Kaposi's sarcoma, non-Hodgkin's lymphoma and invasive cervical cancer have been designated as AIDS-related cancers, the authors explain, but only inconsistently have other malignancies been reported to be associated with HIV infection.
Brian Gallagher and colleagues from the New York State Department of Health in Albany compared the cancer experience of 122,993 people with AIDS with that of the general population of New York State.

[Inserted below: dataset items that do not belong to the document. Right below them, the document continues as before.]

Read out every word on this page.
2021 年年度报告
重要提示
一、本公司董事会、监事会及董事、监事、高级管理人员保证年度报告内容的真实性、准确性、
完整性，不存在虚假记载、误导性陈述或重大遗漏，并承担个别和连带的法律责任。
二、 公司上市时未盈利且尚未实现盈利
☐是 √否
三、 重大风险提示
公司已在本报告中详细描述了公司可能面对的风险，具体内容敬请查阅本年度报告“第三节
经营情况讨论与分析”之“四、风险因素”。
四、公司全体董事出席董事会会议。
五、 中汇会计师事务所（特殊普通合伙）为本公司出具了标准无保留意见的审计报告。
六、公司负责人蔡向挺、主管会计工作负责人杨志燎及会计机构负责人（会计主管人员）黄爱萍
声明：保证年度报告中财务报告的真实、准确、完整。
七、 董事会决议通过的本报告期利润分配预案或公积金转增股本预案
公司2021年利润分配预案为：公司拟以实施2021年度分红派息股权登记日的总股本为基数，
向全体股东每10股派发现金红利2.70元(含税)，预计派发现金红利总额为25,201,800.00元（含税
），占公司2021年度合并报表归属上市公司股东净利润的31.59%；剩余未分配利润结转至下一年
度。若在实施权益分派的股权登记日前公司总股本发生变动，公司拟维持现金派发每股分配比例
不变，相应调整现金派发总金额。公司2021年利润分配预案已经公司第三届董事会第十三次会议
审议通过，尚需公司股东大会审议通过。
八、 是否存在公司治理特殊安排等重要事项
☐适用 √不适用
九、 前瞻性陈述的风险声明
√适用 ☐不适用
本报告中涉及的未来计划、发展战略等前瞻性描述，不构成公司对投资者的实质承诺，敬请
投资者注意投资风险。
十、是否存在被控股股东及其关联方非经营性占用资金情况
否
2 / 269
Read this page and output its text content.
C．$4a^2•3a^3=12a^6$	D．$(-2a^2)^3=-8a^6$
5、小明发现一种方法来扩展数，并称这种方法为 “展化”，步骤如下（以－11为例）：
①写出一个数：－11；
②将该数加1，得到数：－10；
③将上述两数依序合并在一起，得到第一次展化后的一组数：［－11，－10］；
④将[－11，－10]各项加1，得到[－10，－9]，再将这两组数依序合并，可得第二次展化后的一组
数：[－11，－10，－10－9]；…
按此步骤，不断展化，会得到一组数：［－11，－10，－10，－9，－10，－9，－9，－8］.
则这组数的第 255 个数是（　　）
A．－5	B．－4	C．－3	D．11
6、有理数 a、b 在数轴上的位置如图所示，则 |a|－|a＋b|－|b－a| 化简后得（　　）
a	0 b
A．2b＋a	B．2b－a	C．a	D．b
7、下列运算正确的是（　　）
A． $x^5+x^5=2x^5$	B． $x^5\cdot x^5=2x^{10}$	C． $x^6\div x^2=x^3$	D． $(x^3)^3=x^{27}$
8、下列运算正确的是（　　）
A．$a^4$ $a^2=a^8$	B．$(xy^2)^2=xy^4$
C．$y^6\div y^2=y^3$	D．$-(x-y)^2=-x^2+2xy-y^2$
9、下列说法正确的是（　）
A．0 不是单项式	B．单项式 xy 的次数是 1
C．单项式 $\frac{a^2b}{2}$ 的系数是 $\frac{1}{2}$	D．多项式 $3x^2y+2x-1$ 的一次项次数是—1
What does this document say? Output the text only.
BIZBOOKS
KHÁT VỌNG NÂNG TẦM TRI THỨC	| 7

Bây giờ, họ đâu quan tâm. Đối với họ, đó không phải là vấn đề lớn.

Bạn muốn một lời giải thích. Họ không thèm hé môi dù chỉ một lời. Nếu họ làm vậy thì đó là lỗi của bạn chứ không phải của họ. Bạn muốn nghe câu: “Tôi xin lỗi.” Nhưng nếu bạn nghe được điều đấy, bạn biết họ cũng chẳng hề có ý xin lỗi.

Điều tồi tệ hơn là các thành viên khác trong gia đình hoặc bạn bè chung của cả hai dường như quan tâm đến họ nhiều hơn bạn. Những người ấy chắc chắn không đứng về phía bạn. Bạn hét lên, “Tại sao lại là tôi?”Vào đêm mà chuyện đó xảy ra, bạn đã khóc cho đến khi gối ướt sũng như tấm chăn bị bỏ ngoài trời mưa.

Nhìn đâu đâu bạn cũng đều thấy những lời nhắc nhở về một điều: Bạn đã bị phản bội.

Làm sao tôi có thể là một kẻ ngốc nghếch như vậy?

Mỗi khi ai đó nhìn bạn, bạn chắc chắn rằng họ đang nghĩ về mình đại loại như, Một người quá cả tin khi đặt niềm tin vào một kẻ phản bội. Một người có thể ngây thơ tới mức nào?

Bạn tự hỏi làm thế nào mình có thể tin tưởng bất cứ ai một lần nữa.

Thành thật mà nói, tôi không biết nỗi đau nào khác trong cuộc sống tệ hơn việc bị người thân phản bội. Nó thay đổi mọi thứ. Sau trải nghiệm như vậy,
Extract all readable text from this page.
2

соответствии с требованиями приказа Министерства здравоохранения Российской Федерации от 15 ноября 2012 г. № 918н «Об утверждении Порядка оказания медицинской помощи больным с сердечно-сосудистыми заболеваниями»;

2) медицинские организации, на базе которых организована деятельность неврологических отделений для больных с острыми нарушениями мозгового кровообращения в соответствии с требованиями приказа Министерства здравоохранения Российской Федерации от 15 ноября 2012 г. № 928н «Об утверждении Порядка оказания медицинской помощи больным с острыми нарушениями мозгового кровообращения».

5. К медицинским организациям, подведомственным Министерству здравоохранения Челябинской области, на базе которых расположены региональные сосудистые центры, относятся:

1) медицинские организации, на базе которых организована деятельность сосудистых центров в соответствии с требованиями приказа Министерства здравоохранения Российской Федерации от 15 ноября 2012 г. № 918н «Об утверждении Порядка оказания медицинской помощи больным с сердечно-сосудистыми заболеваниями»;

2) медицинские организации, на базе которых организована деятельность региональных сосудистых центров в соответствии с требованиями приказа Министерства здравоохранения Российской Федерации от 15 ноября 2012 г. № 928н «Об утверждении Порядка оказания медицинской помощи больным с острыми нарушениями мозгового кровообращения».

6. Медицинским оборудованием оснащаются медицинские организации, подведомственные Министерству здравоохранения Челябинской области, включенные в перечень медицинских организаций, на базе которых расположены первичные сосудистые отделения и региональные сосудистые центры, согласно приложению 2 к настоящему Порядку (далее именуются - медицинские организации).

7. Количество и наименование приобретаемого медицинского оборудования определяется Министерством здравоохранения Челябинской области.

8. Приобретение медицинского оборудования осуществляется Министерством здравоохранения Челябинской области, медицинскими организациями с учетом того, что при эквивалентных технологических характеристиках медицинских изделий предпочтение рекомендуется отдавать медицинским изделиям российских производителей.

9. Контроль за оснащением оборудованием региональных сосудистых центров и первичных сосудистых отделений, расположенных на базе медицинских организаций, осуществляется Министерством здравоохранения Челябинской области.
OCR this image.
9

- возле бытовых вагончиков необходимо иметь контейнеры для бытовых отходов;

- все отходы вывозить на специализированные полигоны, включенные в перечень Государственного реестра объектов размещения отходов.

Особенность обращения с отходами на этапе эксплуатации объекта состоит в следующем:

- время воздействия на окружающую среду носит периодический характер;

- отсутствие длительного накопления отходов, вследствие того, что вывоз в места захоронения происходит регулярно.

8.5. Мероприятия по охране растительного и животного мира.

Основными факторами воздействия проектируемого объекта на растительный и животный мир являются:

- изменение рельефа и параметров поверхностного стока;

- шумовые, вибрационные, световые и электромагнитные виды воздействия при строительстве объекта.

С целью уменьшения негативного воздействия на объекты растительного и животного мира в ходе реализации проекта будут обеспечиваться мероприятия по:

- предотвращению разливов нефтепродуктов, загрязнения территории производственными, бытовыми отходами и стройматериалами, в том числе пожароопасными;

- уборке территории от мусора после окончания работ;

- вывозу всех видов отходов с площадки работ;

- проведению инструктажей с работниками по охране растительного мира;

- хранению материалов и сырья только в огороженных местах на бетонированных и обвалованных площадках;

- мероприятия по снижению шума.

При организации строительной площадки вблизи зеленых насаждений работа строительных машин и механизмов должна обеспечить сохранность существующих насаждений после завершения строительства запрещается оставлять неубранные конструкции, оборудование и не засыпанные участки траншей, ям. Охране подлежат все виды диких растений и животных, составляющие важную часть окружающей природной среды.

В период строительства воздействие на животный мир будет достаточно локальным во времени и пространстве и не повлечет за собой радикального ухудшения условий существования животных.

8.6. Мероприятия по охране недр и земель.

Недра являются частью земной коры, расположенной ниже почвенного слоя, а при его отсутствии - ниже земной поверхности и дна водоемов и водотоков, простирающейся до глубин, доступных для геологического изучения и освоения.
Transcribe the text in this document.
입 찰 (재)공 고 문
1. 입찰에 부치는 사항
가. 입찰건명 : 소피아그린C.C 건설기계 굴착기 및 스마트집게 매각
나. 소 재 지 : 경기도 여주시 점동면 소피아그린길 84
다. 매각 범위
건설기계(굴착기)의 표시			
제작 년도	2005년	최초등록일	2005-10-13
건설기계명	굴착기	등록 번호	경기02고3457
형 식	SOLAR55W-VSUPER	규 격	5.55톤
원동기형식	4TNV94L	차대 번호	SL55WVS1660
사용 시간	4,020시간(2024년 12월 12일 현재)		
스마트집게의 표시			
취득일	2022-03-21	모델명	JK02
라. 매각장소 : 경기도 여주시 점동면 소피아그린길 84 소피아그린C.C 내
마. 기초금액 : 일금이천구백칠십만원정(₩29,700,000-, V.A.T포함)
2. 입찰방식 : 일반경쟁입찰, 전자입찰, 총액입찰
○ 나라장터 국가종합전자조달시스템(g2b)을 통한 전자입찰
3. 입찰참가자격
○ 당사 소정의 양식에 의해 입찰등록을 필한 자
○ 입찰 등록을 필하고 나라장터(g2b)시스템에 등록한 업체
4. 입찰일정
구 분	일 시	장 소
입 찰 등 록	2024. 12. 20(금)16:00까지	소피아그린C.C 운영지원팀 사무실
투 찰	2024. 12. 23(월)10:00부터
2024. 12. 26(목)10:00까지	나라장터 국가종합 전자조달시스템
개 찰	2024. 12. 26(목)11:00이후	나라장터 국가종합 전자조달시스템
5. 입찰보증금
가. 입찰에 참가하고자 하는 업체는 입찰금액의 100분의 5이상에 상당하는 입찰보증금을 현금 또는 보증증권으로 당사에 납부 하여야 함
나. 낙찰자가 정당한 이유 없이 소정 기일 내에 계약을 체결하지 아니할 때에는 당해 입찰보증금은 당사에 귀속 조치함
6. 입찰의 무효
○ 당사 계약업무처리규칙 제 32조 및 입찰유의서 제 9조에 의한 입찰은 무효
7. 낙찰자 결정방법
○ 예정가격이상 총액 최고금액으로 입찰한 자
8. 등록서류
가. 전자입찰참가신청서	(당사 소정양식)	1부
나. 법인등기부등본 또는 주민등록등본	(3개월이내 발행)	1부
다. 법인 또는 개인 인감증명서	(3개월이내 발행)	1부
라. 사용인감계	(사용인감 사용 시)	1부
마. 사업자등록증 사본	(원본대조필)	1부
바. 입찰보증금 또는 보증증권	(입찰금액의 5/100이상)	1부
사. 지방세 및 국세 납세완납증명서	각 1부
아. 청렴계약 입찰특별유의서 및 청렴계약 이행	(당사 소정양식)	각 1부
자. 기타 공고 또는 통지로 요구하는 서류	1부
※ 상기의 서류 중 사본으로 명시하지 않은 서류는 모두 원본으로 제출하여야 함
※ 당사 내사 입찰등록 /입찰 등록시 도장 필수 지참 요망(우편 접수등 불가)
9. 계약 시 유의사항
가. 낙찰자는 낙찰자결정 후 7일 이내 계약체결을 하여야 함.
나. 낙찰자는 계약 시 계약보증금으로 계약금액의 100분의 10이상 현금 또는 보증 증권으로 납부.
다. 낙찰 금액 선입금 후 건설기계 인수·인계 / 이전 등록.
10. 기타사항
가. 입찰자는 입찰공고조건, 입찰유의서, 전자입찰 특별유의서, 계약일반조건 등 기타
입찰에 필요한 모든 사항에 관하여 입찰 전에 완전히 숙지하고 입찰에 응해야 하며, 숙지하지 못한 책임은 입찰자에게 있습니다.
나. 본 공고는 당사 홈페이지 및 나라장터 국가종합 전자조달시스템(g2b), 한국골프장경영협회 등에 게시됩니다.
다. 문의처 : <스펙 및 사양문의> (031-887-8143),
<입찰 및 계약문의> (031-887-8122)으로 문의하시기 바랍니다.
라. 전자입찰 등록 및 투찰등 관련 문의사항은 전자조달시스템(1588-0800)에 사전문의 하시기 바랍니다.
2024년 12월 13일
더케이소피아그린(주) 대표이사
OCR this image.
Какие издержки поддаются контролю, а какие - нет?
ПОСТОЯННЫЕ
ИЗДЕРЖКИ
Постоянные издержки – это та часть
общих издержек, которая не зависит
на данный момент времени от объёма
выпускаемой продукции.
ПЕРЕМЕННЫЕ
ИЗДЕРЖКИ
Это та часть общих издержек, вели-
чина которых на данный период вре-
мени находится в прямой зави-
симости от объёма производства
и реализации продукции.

There were 12,698 cancers among the patients with AIDS, the authors report, most of them (89%) occurring in men. Rates of several non-AIDS-related cancers were higher in AIDS patients, including Hodgkin's disease; cancer of the rectum, anus and lower large intestine; cancer of the lungs and airways; and cancers of the brain and central nervous system. For example, women with AIDS were 7.5 times more likely than healthy women to develop cancers of the lung and airways, while men with AIDS were 8 times more likely to develop Hodgkin's disease.
``We have confirmed that cancer occurs in excess for AIDS-related cancers and for (certain) non-AIDS-related cancers,'' the authors write in the September 15th issue of the American Journal of Epidemiology.
``Cancer is a high morbidity and mortality complication of HIV infection, and evaluating HIV-infected patients for (non-AIDS-related cancers) is important,'' Gallagher told Reuters Health. He added that doctors should closely monitor their patients with AIDS and evaluate other factors that could increase cancer risk.
Gallagher and his colleagues note that the relationship between HIV infection and cancer is poorly understood, and future research on this topic is particularly important, especially since new drug therapies have dramatically increased survival for people with AIDS.